In summary, there could be as many as two or as few as zero ways to move backwards from a given list of four numbers. Proceeding in this manner, you will find that you can get a score of 13 (many ways, for example 0 7 20 44) but no more, if you are limited to whole numbers from 0 to 100.

(You might be surprised to learn that almost any sequence of four real numbers — for example, 1, pi, e, phi — also reduces eventually to 0, 0, 0, 0. If you allow for rotation, reflection, shifting up or down, and multiplying by non-zero factors, none of which changes the score, there is only one immortal sequence! Try to find it if you dare …)

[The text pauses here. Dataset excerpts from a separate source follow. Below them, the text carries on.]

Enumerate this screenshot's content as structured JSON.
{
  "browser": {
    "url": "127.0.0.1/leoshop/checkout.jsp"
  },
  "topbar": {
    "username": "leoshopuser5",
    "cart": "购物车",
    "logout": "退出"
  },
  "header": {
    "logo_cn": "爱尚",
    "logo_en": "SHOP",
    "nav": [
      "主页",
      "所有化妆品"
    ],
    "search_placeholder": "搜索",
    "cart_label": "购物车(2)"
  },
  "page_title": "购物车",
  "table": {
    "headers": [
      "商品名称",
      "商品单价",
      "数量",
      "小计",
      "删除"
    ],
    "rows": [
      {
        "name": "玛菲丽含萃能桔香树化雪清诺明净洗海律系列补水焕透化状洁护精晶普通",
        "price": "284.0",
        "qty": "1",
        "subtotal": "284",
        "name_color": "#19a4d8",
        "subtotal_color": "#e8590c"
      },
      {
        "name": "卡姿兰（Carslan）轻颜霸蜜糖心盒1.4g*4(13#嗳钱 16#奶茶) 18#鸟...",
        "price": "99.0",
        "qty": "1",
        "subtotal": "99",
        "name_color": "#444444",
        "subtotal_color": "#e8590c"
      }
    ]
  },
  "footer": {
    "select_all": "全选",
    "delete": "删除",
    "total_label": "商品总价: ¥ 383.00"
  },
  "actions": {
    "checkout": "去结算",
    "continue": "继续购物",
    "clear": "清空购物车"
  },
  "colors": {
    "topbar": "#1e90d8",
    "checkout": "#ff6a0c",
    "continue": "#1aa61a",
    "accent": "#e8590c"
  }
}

[I heard this problem from a substitute math teacher in high school who told us that a prisoner of war kept himself busy by computing scores of random sequences. I learned later that the process is sometimes done in nested squares known as "diffie boxes."]

Thanks, Doc, but that left a lot of open questions for me. For instance: Why *does* the subtraction process with four integers
always end with 0 0 0 0? That isn't the case with three integers, or five, or six. Is it only true for powers of two? (Yes, it works for two
integers. First line: 47 10. Second line: 37 37. Third line: 0 0.)

I *can* prove that the four-integer chain does indeed become all even numbers after at most four cycles of subtraction. Thus:

First note that your string of four numbers is some combination of odd and even, from odd-odd-odd-odd to even-even-even-even. (Zero counts as even.) That first line in Dr Winkler's example is odd-even-even-odd. Replacing "odd" by binary digit 0 and "even" by binary digit 1, that is 0110, i.e. hexadecimal 6.

Every other line can likewise have its odd-even pattern represnted by a hexadecimal digit. The next line in the example is odd-even-odd-even, binary 0101, so hexadecimal 5. Subsequent lines are hexadecimal 0, F, F, F, F, and F. Hexadecimal F, remember, is binary 1111; so these rows are all even-even-even-even.

Generalizing: You start with some string of four integers whose odd-even pattern gane be reduced to a four-digit binary number, i.e. a one-digit hexadecimal number: one of the hexadecimal digits 0, 1, 2, 3, 4, 5, 6, 7, 8, 9, A, B, C, D, E, F.

Now do the subtracting thing on your string of four integers. The resulting new string also has an odd-even pattern corresponding to some hexadecimal number. With one hexadecimal digit representing each possible odd-even combination, the subtraction maps 0123456789ABCDEF to FC9A30566503A9CF. Doing the subtraction thing a second time maps the possibilities to FA50AF0550FA05AF. A third time gets you to F00F0FF00FF0F00F and a fourth round results in FFFFFFFFFFFFFFFF.

So yes: Every possible odd-even combination of four integers ends up, after at most four subtraction cycles, as even-even-even-even.

That this will *necessarily* get you to 0 0 0 0 after some further cycles, I have not been able to prove.